Extron USB Hubs are designed for architectural mounting applications and enable several USB devices to share a single host port. For integration flexibility, Extron USB hubs are equipped with both USB Mini Type B and captive screw host inputs and can be powered by the host or with an optional 12VDC power supply. They are available in two versions: AAP – Architectural Adapter Plate and MAAP – Mini Architectural Adapter Plate.
Extron USB extenders work as transmitter and receiver pairs to extend the transmission distance capability of USB data significantly beyond the current 15’/5m standard limitation. USB extenders can be used with standard CAT5/5e/6 or CAT 7 cable.
Extron USB Architectural Connectivity products enable convenient, flexible USB integration into common AV environments. They are designed to fit into frames that accept AAP - Architectural Adapter Plates and MAAP - Mini Architectural Adapter Plates.
Extron USB Configuration cables are designed for use with various Extron products that feature a front panel Mini USB “CONFIG” port and provide an ideal means for product configuration and firmware updates for permanently mounted products.

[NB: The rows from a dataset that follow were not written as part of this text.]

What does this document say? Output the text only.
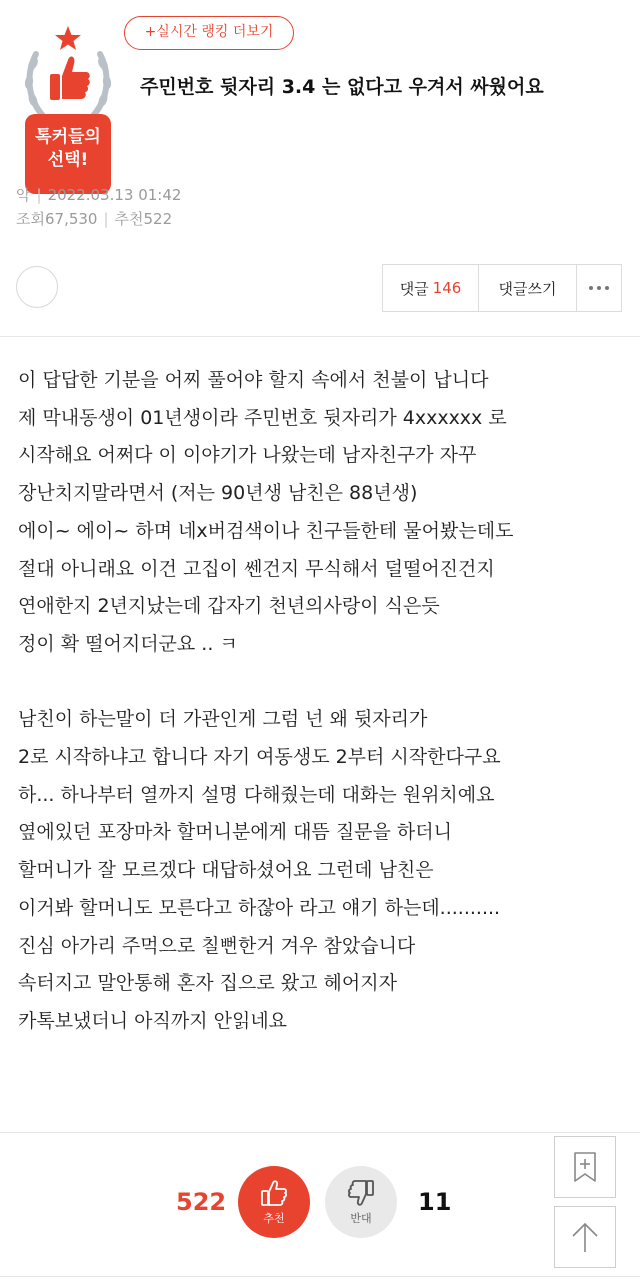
톡커들의
선택!
+실시간 랭킹 더보기
주민번호 뒷자리 3.4 는 없다고 우겨서 싸웠어요
악 | 2022.03.13 01:42
조회67,530 | 추천522
댓글 146	댓글쓰기

이 답답한 기분을 어찌 풀어야 할지 속에서 천불이 납니다

제 막내동생이 01년생이라 주민번호 뒷자리가 4xxxxxx 로

시작해요 어쩌다 이 이야기가 나왔는데 남자친구가 자꾸

장난치지말라면서 (저는 90년생 남친은 88년생)

에이~ 에이~ 하며 네x버검색이나 친구들한테 물어봤는데도

절대 아니래요 이건 고집이 쎈건지 무식해서 덜떨어진건지

연애한지 2년지났는데 갑자기 천년의사랑이 식은듯

정이 확 떨어지더군요 .. ㅋ

남친이 하는말이 더 가관인게 그럼 넌 왜 뒷자리가

2로 시작하냐고 합니다 자기 여동생도 2부터 시작한다구요

하... 하나부터 열까지 설명 다해줬는데 대화는 원위치예요

옆에있던 포장마차 할머니분에게 대뜸 질문을 하더니

할머니가 잘 모르겠다 대답하셨어요 그런데 남친은

이거봐 할머니도 모른다고 하잖아 라고 얘기 하는데..........

진심 아가리 주먹으로 칠뻔한거 겨우 참았습니다

속터지고 말안통해 혼자 집으로 왔고 헤어지자

카톡보냈더니 아직까지 안읽네요

522
추천	반대
11
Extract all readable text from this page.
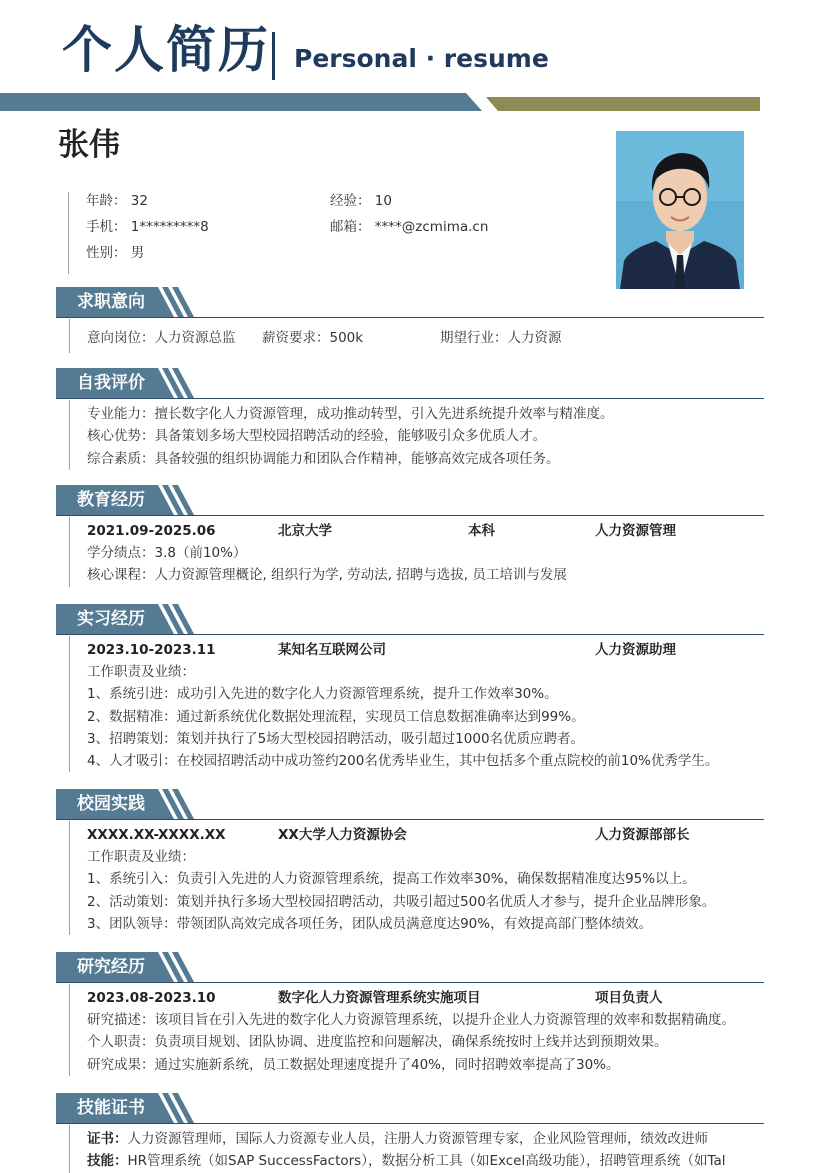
个人简历 Personal · resume
张伟
年龄： 32	经验： 10
手机： 1*********8	邮箱： ****@zcmima.cn
性别： 男
求职意向
意向岗位：人力资源总监 薪资要求：500k	期望行业：人力资源
自我评价
专业能力：擅长数字化人力资源管理，成功推动转型，引入先进系统提升效率与精准度。
核心优势：具备策划多场大型校园招聘活动的经验，能够吸引众多优质人才。
综合素质：具备较强的组织协调能力和团队合作精神，能够高效完成各项任务。
教育经历
2021.09-2025.06	北京大学	本科	人力资源管理
学分绩点：3.8（前10%）
核心课程：人力资源管理概论, 组织行为学, 劳动法, 招聘与选拔, 员工培训与发展
实习经历
2023.10-2023.11	某知名互联网公司	人力资源助理
工作职责及业绩：
1、系统引进：成功引入先进的数字化人力资源管理系统，提升工作效率30%。
2、数据精准：通过新系统优化数据处理流程，实现员工信息数据准确率达到99%。
3、招聘策划：策划并执行了5场大型校园招聘活动，吸引超过1000名优质应聘者。
4、人才吸引：在校园招聘活动中成功签约200名优秀毕业生，其中包括多个重点院校的前10%优秀学生。
校园实践
XXXX.XX-XXXX.XX	XX大学人力资源协会	人力资源部部长
工作职责及业绩：
1、系统引入：负责引入先进的人力资源管理系统，提高工作效率30%，确保数据精准度达95%以上。
2、活动策划：策划并执行多场大型校园招聘活动，共吸引超过500名优质人才参与，提升企业品牌形象。
3、团队领导：带领团队高效完成各项任务，团队成员满意度达90%，有效提高部门整体绩效。
研究经历
2023.08-2023.10	数字化人力资源管理系统实施项目	项目负责人
研究描述：该项目旨在引入先进的数字化人力资源管理系统，以提升企业人力资源管理的效率和数据精确度。
个人职责：负责项目规划、团队协调、进度监控和问题解决，确保系统按时上线并达到预期效果。
研究成果：通过实施新系统，员工数据处理速度提升了40%，同时招聘效率提高了30%。
技能证书
证书：人力资源管理师，国际人力资源专业人员，注册人力资源管理专家，企业风险管理师，绩效改进师
技能：HR管理系统（如SAP SuccessFactors），数据分析工具（如Excel高级功能），招聘管理系统（如Tal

Extron USB Configuration Cables carry the Extron Cable Performance Warranty: Limited lifetime.
USB – Universal Serial Bus – A popular serial bus interface standard that allows communication between a host and one, or many, peripheral devices. USB 1.0 was introduced in 1995, and the current version, 2.0, was released in 2000.
Host – A device, usually a computer, that initiates communications transfer with attached downstream devices/peripherals. Hosts utilize Type A connectors.
Peripheral – Downstream devices, such as keyboards, mice, and other interfaces that communicate with the attached host. Multiple peripherals can be actively connected within a system with simultaneous communication taking place. Peripheral devices typically utilize Type B connectors.
Enumeration – The discovery process in which device recognition and configuration takes place. This process is repeated each time the USB host is restarted.
Hub – Expands the number of devices to which a host can communicate. Powered or “active” hubs provide 5V power for attached peripherals.
Speed/Data Rate – USB currently supports three speeds, or data rates. Low speed – 1.5 Mbps, Full Speed – 12 Mbps, and High Speed – 480 Mbps.
Device Class – Categories defined by the Device Working Group of the USB Implementers Forum that describe usage and operation. Drivers are utilized to support functionality of these classes. Two common classes are Mass Storage and HID – Human Interface Devices.
Mass Storage – Devices such as thumb drives, external hard drives, and digital cameras.
HID – Human Interface Devices include keyboards, mice, joysticks, annotators, and interactive whiteboards.
Connector types – Multiple connector types exist, but at the most basic levels, Type A connectors are utilized on Host devices, while Type B connectors are found on Peripherals.